Whilst there may have been countless productions of this particular Shakespeare play in the last two years alone, A Midsummer Night’s Dream‘s enduring popularity has made it The Faction’s latest target. The Bard’s well-loved comedy is the company’s 10th show since their formation in 2008 – you may remember their notable Much Ado About Nothing, which was performed in a purpose-built theatre within Selfridge’s (ReFashioned Theatre) in 2016. One of their long-standing commitments is to gender parity, making this a gender balanced production with the casting of a female Puck.
In order to escape a loveless engagement with Demetrius, Hermia runs away to the woods with her lover Lysander – though her unwanted fiancé pursues them, and is followed himself by Hermia’s friend Helena, who has always been in love with him.

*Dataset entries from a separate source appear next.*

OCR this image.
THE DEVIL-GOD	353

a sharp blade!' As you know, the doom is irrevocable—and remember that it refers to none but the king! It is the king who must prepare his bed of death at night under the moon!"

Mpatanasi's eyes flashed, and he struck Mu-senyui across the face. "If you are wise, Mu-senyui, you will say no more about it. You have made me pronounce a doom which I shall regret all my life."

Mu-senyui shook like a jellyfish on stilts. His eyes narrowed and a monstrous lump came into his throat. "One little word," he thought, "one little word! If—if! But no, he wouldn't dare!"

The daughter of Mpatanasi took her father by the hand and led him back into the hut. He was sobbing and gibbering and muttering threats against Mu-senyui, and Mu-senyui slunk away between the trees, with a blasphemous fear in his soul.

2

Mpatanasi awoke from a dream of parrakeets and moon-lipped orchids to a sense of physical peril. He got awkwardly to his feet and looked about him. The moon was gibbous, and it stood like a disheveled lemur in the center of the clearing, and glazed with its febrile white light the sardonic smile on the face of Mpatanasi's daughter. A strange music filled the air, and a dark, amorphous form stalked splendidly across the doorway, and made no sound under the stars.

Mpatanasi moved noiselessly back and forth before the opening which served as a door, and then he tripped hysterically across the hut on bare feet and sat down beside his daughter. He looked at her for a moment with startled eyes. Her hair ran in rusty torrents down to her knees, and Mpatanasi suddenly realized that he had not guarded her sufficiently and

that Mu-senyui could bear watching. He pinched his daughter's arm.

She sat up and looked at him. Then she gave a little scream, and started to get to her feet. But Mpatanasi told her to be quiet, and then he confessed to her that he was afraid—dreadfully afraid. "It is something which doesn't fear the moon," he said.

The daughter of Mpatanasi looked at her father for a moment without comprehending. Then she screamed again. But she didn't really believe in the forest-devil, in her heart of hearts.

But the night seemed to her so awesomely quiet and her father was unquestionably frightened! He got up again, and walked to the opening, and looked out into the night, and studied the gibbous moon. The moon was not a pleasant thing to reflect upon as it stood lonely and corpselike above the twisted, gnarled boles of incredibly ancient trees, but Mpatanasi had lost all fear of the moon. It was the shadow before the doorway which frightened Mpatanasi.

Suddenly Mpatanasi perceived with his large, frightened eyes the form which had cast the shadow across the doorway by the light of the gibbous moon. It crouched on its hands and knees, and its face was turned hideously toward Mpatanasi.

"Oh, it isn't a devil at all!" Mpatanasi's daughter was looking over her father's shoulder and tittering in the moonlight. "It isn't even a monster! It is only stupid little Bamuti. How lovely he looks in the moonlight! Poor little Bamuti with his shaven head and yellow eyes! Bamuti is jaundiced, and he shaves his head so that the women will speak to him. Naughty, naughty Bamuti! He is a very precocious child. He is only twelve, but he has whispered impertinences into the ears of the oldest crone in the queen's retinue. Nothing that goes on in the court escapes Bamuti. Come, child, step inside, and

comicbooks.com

Also in this forest is a group of “rude mechanicals” who are rehearsing a play to be performed at the wedding celebrations of Athens’ duke Theseus and his Amazonian bride Hippolyta; their performance of Pyramus & Thisbe is due to be led by weaver Nick Bottom. Finally, Fairy King & Queen Oberon & Titania are at odds, with him seeking to teach her a lesson for disobedience towards him – with the help of Puck, a drug is administered to her eyes that will make her fall in love with the next thing she sees. In this case it’s Bottom, who now has an ass’ head (courtesy of Puck). The four young lovers, too, are afflicted by this “love-in-idleness”, making a tangled web of their affairs. With the morning approaching, will everything resolve itself?

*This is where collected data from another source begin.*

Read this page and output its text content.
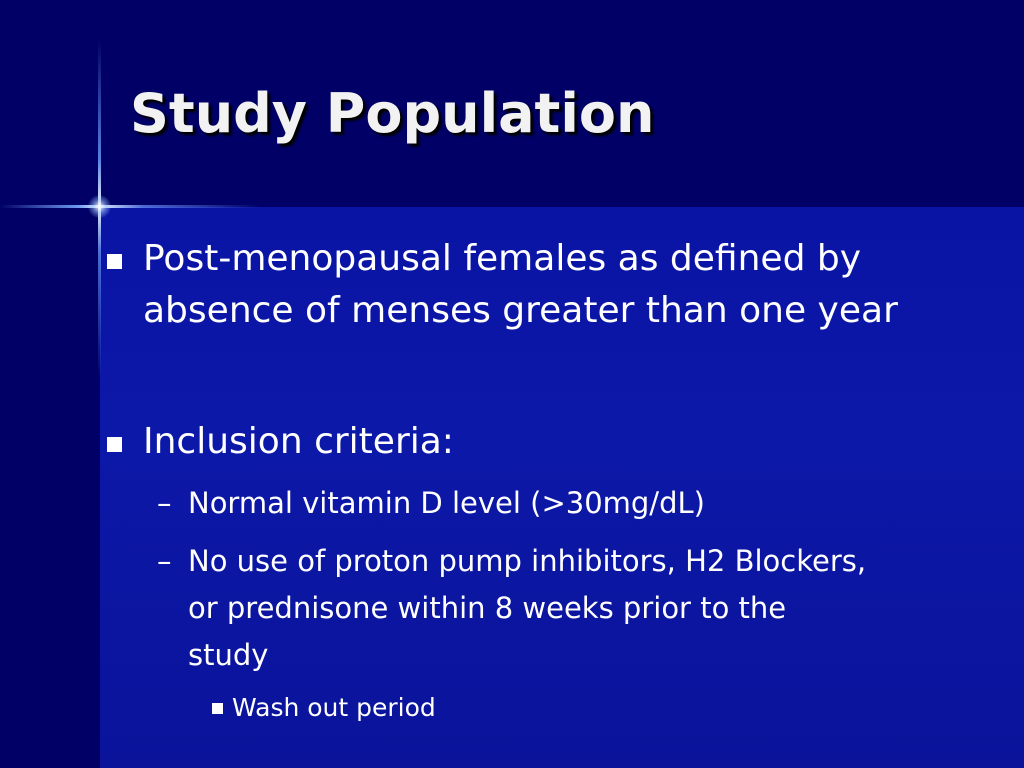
Study Population
Post-menopausal females as defined by
absence of menses greater than one year
Inclusion criteria:
– Normal vitamin D level (>30mg/dL)
– No use of proton pump inhibitors, H2 Blockers,
or prednisone within 8 weeks prior to the
study
Wash out period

The first thing to note about this production is the significant amount of doubling that must occur, using a cast of eight, which splits them quite neatly into the three separate plots. It’s quite usual to have the worlds of the fairies and mechanicals played by the same actors, as well as the respective leaders flipping between the Athenian Court and the mystical woodland world; interestingly the same actors also play the four lovers. This is a mark of great versatility on the actors’ part, allowing you to contemplate any possible parallels between the three plots – though what would be helpful is a slight change in appearance as they switch between roles. It needn’t be much: hair tied back, jacket over their shirt… Just something to ease the audience between characters.
What is most marked about this production is the physicality involved almost every step of the way; Mark Leipacher’s direction (and the cast’s unswerving commitment to it) brings this Dream to life in an innovative and playful fashion. The most wonderful example of this is ‘donkeyfying’ Bottom using the actors’ arms & fingers alone, changing as he moves around or when Bottom experiences different emotions…
The moon again takes centre stage for this production (it was something of a focal point for Lazarus Theatre’s version a couple of months ago), with Eleanor Field’s design of a large paper lantern-style moon dominating proceedings. Thanks to some thoughtful lighting design from Ben Jacobs, some different sections of the show are made clear by a change in colour, with a particularly nice touch of a purple glow as love-in-idleness is applied:
“Yet marked I where the bolt of Cupid fell. It fell upon a little western flower, before milk-white, now purple with love’s wound. And maidens call it “love-in-idleness”.”
Laura Evelyn is fun as an almost perpetually perky Helena, demonstrating her resilience in the face of unrequited love, and not making her into a whining source of self-pity – Evelyn is also entertaining as Snug, being unable to roar like a lion, instead chuckling away in embarrassment. Lowri Izzard is a pragmatic Hermia, and later more than lives up to Helena’s description (“And though she be but little, she is fierce.”), causing Demetrius some serious groin pain, and easily overpowering him & Lysander as they seek to protect Helena.
One of the funniest turns of the night comes from Christopher York in the roles of both Demetrius & Snout. York plays up the latter’s scaredy cat status, making him incredibly jittery when the lion is introduced to Pyramus & Thisbe (“I don’t want to die!”), and is especially good value once Demetrius & Lysander start competing for Helena’s affections. Christopher Hughes is an absolute hoot as Nick Bottom, excellently capturing his arrogance and enjoyment of praise & attention; Hughes leads a thoroughly ridiculous version of Pyramus & Thisbe with typical Bottom bluster, not even content to die in one fell swoop.
My verdict? A wonderfully innovative take on the classic comedy, with incredible physicality employed to assist the storytelling – some terrific performances make this very memorable indeed.
A Midsummer Night’s Dream ran at Wilton’s Music Hall until 30 June 2018.